Are there any precedents to help us decide how best to handle terrorists? The argument for military courts is that terrorists violate the law of war and therefore are unlawful combatants, the Geneva Convention supporting this claim. Additionally, Article 4 of the Third Geneva Convention describes the categories under which a detainee is entitled to prisoner of war status and terrorists do not qualify.

However, they are not without rights. Article 5 of the Third Geneva Convention gives legal protections to terrorists, stating that a “competent tribunal” may determine the status of a detainee. Further, if identified as an unlawful combatant, the detainee must be “treated with humanity and, in case of trial, shall not be deprived of the rights of fair and regular trial.”

The Supreme Court entered the foray in 1942 when eight German spies, who were born in Germany but lived in the United States, voluntarily returned to Germany to fight against the United States, violated the law of war, and were captured in the United States. They challenged being tried by a military commission. Before the Supreme Court, they claimed their detention for trial by a military commission was not in conformity with the laws and Constitution of the United States.

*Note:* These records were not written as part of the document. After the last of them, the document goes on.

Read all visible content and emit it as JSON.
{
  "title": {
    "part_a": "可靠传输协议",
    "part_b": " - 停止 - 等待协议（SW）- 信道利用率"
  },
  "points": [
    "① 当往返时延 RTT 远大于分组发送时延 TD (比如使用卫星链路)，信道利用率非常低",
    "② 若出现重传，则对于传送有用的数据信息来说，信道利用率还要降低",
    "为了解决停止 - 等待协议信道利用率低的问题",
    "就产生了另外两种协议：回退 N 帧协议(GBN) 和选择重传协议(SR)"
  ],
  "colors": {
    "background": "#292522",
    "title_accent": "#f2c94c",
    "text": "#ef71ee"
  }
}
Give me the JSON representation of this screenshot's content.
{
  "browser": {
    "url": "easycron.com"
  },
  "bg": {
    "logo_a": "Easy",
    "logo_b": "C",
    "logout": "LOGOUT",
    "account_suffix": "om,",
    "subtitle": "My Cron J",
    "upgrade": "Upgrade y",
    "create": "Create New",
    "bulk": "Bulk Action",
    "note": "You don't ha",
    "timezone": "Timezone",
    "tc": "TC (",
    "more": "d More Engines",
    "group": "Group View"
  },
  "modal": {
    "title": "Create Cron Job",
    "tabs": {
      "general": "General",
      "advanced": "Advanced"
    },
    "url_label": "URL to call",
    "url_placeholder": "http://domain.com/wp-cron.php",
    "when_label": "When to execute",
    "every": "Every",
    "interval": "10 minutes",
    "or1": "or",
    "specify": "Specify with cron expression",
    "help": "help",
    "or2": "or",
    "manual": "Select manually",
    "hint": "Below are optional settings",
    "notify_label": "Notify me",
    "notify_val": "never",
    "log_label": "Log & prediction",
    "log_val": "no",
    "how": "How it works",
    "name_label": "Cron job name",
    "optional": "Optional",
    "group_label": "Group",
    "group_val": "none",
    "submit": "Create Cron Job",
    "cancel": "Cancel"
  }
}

However, the Court ruled “that military tribunals shall have jurisdiction to try offenders for offenses against the law of war.” The Court added that “citizenship in the United States of an enemy belligerent does not relieve him from the consequences of a belligerency which is unlawful because it is in violation of the law of war.”

Referring to the Constitution, the Court added, “Section 2 of Article III and the Fifth and Sixth Amendments cannot be taken to have extended the right to demand a jury to trials by military commission, or to have required that offenses against the law of war not triable by jury at common law be tried only in the civil courts.”

The Court summarized that “the law of war draws a distinction between the armed forces and the peaceful populations of belligerent nations and also between those who are lawful and unlawful combatants. Lawful combatants are subject to capture and detention as prisoners of war by opposing military forces. Unlawful combatants are likewise subject to capture and detention, but in addition they are subject to trial and punishment by military tribunals for acts which render their belligerency unlawful.”

Anthony D. Romero, executive director of the ACLU, and others, disagree with the Court, claiming that the law of war does not apply if the acts of terrorism occur in the United States and therefore, those terrorists must be tried in civilian courts. I don’t believe you can define an act of terrorism by geographic locations, rather you define it by the act itself.

Still, how do we treat isolated individuals committing terrorist acts in the United States? An article in the National Review suggested that someone like Timothy McVeigh, who committed terrorist acts as an individual rather than as a member of a terrorist organization, did not violate the law of war and therefore should be tried in civilian courts.

It appears both side are correct; some terrorists do belong in civilian courts, but not all.